Filenames.WTF

Publication date: 3 February 2012
Originally published, in a much shorter version, 2011 in Atomic: Maximum Power Computing
Last modified 03-Feb-2012.

File extensions are ridiculous.

Here we are, with gigabytes of RAM and CPUs that do tens of billions of operations per second, and we're still using three-character suffixes to tell different kinds of file apart.

"Suffix typing", identifying file type by letters on the end of the filename, was getting old when the concept of the directory was not often seen in home computing, and Bon Scott was still alive. But here suffix typing still is.

There's been some progress. We've got to the point where a.file.name.can-look-like-this.doc.exe.xxx.txt and still work (provided it really is a text file). And you can have suffixes with more than three characters.

But you usually don't, do you? My copy of Windows knows six hundred and something suffixes, and the great majority are three or fewer characters.

Why, you might fairly say, does my amazing megacomputer not just look at files to figure out what they are? It might not be able to determine every file type that way, but common things like MP3s and JPGs and Word DOCs should be easy, right?

Well, yes, that is right. It's what applications do when you tell them to open a file. Sometimes, if you've got a file of format A that the app understands, but it's suffixed as format B that the app also understands, the app will smile at you patronisingly and open the file without complaint. And pretty much every flavour of UNIX back to time immemorial (which, in this case, means the mid-Seventies) has a command inventively titled "file", whose purpose is to figure out what a file is, regardless of the file's name.

You can have "file" on a Windows system too, if you install a UNIX-alike shell like Cygwin. Mac OS X is UNIX-based and thus has "file" built in, along with numerous other standard UNIX commands.

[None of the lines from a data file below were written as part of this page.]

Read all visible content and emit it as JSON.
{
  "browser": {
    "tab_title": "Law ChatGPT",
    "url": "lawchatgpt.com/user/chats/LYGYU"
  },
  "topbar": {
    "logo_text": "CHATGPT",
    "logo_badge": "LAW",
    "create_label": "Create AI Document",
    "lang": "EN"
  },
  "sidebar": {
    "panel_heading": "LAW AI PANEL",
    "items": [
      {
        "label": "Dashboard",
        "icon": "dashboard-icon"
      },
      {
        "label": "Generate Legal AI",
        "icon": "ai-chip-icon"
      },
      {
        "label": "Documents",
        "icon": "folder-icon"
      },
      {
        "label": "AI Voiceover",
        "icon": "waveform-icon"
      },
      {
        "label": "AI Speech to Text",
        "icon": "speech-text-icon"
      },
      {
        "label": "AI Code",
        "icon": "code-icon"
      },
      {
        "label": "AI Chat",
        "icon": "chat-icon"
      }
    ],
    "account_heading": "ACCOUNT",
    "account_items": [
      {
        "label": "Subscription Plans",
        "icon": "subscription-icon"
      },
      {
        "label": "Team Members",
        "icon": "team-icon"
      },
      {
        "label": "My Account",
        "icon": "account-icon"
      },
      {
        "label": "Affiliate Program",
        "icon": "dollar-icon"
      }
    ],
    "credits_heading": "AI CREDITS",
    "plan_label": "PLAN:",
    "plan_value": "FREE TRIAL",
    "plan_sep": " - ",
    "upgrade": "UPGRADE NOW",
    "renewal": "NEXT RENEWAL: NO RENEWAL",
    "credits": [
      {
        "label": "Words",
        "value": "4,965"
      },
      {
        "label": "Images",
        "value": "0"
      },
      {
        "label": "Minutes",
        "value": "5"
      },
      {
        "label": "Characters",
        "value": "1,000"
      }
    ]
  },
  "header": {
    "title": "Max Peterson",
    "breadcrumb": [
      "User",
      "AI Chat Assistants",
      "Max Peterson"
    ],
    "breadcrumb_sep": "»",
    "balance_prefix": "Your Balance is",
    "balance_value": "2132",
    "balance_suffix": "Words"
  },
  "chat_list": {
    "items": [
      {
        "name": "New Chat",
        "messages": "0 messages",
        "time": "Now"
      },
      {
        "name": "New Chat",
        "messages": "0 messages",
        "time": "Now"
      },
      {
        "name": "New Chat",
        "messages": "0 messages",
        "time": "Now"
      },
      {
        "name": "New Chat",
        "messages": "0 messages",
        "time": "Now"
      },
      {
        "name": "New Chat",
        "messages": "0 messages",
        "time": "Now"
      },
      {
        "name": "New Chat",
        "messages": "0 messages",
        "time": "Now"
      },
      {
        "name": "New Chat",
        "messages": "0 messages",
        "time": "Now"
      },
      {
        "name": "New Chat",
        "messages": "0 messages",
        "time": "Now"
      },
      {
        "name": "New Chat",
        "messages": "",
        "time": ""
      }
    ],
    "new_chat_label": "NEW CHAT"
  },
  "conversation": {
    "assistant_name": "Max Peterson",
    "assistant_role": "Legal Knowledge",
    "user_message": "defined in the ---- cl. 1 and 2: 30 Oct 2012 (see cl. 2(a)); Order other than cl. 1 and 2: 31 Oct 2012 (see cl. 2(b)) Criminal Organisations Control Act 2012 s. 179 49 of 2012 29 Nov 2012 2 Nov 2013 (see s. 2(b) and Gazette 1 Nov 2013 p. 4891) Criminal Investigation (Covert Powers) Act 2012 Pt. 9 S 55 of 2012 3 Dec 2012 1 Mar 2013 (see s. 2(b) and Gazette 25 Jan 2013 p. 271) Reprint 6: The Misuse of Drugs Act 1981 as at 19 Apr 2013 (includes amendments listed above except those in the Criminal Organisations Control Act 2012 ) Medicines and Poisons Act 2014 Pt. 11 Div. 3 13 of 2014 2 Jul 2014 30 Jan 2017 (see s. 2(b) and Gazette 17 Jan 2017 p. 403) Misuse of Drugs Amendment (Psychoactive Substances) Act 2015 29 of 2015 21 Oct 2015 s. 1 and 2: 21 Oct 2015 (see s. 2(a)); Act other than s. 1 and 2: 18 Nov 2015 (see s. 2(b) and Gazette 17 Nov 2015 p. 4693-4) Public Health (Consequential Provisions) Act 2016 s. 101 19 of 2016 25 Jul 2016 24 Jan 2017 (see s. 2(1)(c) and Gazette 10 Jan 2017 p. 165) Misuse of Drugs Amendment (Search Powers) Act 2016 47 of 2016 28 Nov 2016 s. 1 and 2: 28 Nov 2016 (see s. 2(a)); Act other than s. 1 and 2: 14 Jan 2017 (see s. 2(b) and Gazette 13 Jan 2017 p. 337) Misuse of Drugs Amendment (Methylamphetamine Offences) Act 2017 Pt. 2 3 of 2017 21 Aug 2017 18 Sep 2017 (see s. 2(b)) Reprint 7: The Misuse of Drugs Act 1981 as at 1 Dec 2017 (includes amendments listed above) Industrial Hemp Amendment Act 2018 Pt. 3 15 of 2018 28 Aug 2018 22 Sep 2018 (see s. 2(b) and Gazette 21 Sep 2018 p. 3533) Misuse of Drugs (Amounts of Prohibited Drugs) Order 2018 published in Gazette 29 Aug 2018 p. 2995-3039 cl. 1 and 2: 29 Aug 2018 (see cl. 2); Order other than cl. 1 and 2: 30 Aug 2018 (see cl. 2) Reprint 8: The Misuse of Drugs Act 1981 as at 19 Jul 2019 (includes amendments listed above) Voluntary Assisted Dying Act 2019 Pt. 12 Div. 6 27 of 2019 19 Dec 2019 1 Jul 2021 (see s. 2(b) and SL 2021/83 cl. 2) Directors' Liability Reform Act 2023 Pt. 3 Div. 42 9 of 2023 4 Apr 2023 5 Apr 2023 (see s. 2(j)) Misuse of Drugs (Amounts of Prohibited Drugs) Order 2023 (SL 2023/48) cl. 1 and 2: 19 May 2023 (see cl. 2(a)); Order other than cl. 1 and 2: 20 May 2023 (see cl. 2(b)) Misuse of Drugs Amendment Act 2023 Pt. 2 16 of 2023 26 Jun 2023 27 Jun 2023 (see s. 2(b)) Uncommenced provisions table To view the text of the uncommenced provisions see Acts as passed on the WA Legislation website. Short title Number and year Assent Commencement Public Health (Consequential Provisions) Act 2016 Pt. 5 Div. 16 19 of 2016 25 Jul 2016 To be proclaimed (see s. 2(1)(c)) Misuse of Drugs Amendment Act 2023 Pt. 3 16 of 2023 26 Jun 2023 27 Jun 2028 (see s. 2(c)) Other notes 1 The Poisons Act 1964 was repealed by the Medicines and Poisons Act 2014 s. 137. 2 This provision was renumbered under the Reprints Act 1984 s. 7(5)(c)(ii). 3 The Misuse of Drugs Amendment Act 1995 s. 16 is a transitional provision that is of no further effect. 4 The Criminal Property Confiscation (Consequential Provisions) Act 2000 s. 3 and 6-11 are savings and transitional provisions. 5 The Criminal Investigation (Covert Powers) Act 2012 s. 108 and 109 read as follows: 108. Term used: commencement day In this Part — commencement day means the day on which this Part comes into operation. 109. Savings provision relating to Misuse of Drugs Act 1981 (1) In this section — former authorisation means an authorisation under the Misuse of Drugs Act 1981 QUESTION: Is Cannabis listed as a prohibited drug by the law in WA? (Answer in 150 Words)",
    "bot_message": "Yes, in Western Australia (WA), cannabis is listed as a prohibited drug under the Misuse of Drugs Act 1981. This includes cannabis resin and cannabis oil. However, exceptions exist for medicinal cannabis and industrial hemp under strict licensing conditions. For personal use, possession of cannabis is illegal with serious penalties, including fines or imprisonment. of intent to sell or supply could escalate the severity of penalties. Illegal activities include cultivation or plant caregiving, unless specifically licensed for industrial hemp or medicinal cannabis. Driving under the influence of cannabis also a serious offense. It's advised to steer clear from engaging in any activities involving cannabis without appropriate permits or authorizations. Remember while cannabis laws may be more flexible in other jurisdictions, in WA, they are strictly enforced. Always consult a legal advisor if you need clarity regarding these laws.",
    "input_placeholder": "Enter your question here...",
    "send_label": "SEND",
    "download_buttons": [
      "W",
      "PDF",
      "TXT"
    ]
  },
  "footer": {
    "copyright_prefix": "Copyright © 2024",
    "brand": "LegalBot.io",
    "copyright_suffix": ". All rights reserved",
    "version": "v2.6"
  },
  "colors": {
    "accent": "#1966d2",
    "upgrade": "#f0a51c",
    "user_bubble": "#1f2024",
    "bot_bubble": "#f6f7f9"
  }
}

And, if I may be allowed yet another digression into nostalgia for a long-vanished age, version 2 of AmigaDOS introduced "datatypes", which allowed it to identify any kind of file you had a datatype for, and which instantly made new kinds of file accessible to programs that dealt with that kind of data - image files, sound files, word-processor documents, et cetera.

Suppose you want to make your Amiga paint program understand a new file format, say PNG, which was created more than two years after Commodore released the last Amiga and then went bankrupt. You just find yourself a PNG datatype, and copy it into the datatypes folder. And now your paint program can load PNGs.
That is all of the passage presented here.